We recently harvested a couple of dozen big yellow tomatoes. We ate what we could, but there were so many that I decided to make sauce out of them, and then cook the sauce down to make golden tomato paste. I didn't season the sauce much. Into the cut-up tomatoes went a teaspoon of salt, a bay leaf, a pinch of hot pepper powder, and about a cup of white wine. I ended up with three liters of sauce.
As the sauce cooked, I mashed the tomato wedges with a big spoon and even a potato-masher to break them down. When the sauce was cooked, I let it cool overnight and then ran it through the food mill (le moulin à légumes) using a fine blade to remove most of the tomato seeds and the tough skins. Then I had a smooth, liquid puree.
I poured the pureed tomato into a big lasagna pan. It made a layer about an inch (2.5 cm) thick. I was afraid that might be too thick to allow for the desired evaporation and thickening, but it worked out fine.

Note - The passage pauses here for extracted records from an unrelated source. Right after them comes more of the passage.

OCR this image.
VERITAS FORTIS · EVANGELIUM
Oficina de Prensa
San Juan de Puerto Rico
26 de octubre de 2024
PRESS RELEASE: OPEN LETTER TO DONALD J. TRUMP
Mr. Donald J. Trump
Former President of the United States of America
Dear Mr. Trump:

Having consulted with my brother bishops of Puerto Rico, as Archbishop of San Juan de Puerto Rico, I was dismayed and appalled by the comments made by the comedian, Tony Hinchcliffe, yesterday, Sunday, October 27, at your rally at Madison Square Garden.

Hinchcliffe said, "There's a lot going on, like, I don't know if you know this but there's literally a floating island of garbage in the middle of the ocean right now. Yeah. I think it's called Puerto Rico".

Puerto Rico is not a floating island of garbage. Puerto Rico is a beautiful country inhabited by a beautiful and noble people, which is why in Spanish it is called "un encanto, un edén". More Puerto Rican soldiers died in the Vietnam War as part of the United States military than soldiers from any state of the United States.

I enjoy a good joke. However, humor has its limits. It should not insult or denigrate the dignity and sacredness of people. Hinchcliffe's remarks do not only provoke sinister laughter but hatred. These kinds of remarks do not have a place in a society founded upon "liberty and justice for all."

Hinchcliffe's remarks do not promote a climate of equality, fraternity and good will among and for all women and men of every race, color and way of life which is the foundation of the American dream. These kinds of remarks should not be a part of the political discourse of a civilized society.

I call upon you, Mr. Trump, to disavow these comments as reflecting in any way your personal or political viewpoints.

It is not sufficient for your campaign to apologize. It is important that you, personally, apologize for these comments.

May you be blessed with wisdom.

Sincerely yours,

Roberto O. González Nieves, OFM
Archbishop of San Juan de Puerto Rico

Here are the tomato seeds and skins that were filtered out of the sauce by the food mill. This seedy pulp went into the compost. (Here's a Youtube video that shows how you can use a food mill to make tomato puree.)
I took this photo just because I liked the color of the yellow tomato puree. The lasagna pan went into the upper part of the oven at a temperature of around 150ºC (300ºF) for enough time to bring the sauce to a low simmer. Then I kept turning the temperature down, ending up at about 90ºC (195ºF), and stirring the puree from time to time. After about four hours in the oven, the sauce had thickened into paste.
Cooking the paste in a slow oven gives the puree a chance to thicken by evaporation without scorching on the bottom. There was a little bit of caramelization around the edges of the pan, but that just adds good flavor when you stir it into the paste. As you can see, it really is paste. It looks a lot like pureed pumpkin or butternut squash flesh. However, it's actually tomato paste that I'll put up in sterilized jars today for storage and use over the coming winter.